Slater uses the second person to invite the reader to enter the narrative, to imagine themselves as part of the events. This is a departure from traditional nonfiction reporting and reflects Slater’s goal of having the reader admit their own involvement: each person learning about this story should consider their own feelings—not just be a bystander, but be part of the process of understanding what happened that day and whether anything could have prevented it—and take responsibility for what happens next.
The other major theme of this section is what constitutes a hate crime and who should be charged with one. Slater makes clear that “high-profile hate crimes offer a powerful narrative, one that has been important in fighting prejudice” (169), and this is backed up by the “No H8” movement that springs up at Oakland High, as well as the “Skirts for Sasha” day at Maybeck, which culminates in a march of students from both schools along the route of the 57 bus. Clearly, these are both positive and powerful outcomes of the fire, with students and communities urging each other to their best behavior.
However, as Slater points out, the question of whether Richard intended to commit a hate crime is unclear—while the police record him as admitting he’s homophobic, further investigation into this topic suggests that Richard was less motivated by a deep and intrinsic hatred of gay people than a momentary impulse to a prank, spurred on by his peers and designed to relieve the stress and burdens of his everyday life.

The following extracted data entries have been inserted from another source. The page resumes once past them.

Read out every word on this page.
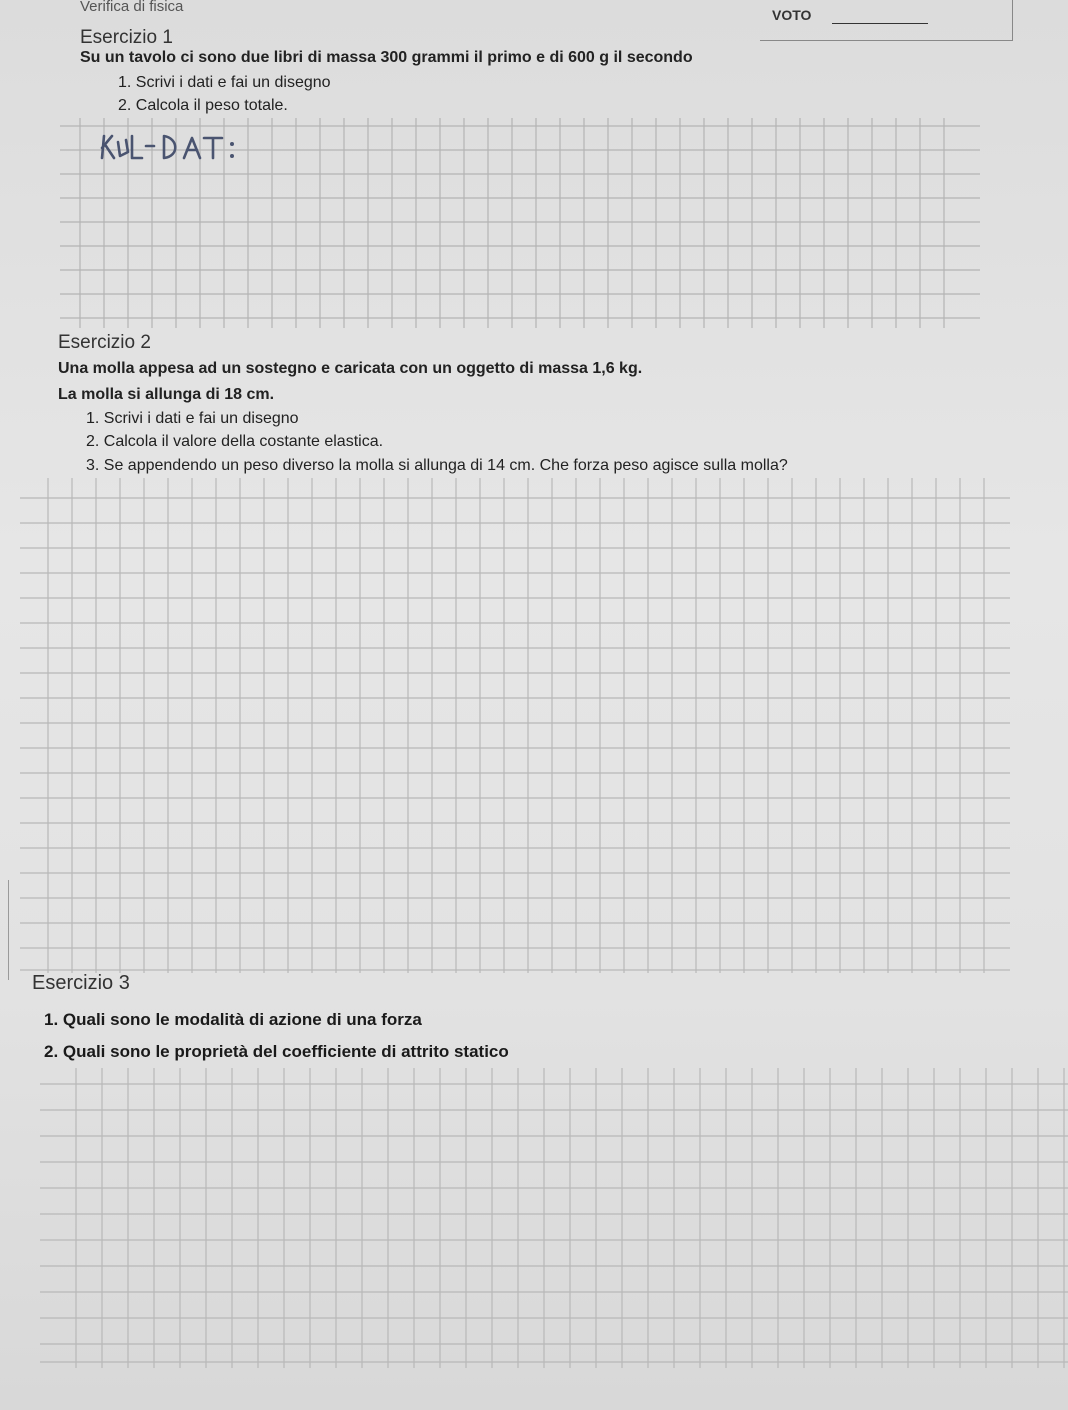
Verifica di fisica	VOTO
Esercizio 1
Su un tavolo ci sono due libri di massa 300 grammi il primo e di 600 g il secondo
1. Scrivi i dati e fai un disegno
2. Calcola il peso totale.
Esercizio 2
Una molla appesa ad un sostegno e caricata con un oggetto di massa 1,6 kg.
La molla si allunga di 18 cm.
1. Scrivi i dati e fai un disegno
2. Calcola il valore della costante elastica.
3. Se appendendo un peso diverso la molla si allunga di 14 cm. Che forza peso agisce sulla molla?
Esercizio 3
1. Quali sono le modalità di azione di una forza
2. Quali sono le proprietà del coefficiente di attrito statico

Slater also notes the amount of news coverage the story generated, which could be seen as a boon for civil rights, but also as the reinforcement of a narrative in which a young black man is a held up as an example of everything wrong with society. Richard’s non-media-savvy family doesn’t help this narrative, when his mother and grandmother are both quoted as saying Richard “was joking around” (166), a line taken out of context and used to implicate his family in his crime by suggesting they didn’t take his actions seriously.
Two other important points come up in this section. First, that “Lloyd and Jamal were never interviewed, arrested, or charged” (160), which is Slater’s way of suggesting that Richard may have been unfairly made a scapegoat, when it was Jamal that gave him the lighter and both boys encouraged him to set the fire. Second, the two letters that Richard writes to Sasha are not sent until more than a year after the incident. Sasha and their family will later say that receiving these letters at the time they were written could have made a material difference in their understanding of Richard and his crime. In the next section, Slater will explore the ways in which the American criminal justice system intentionally interferes with actual justice.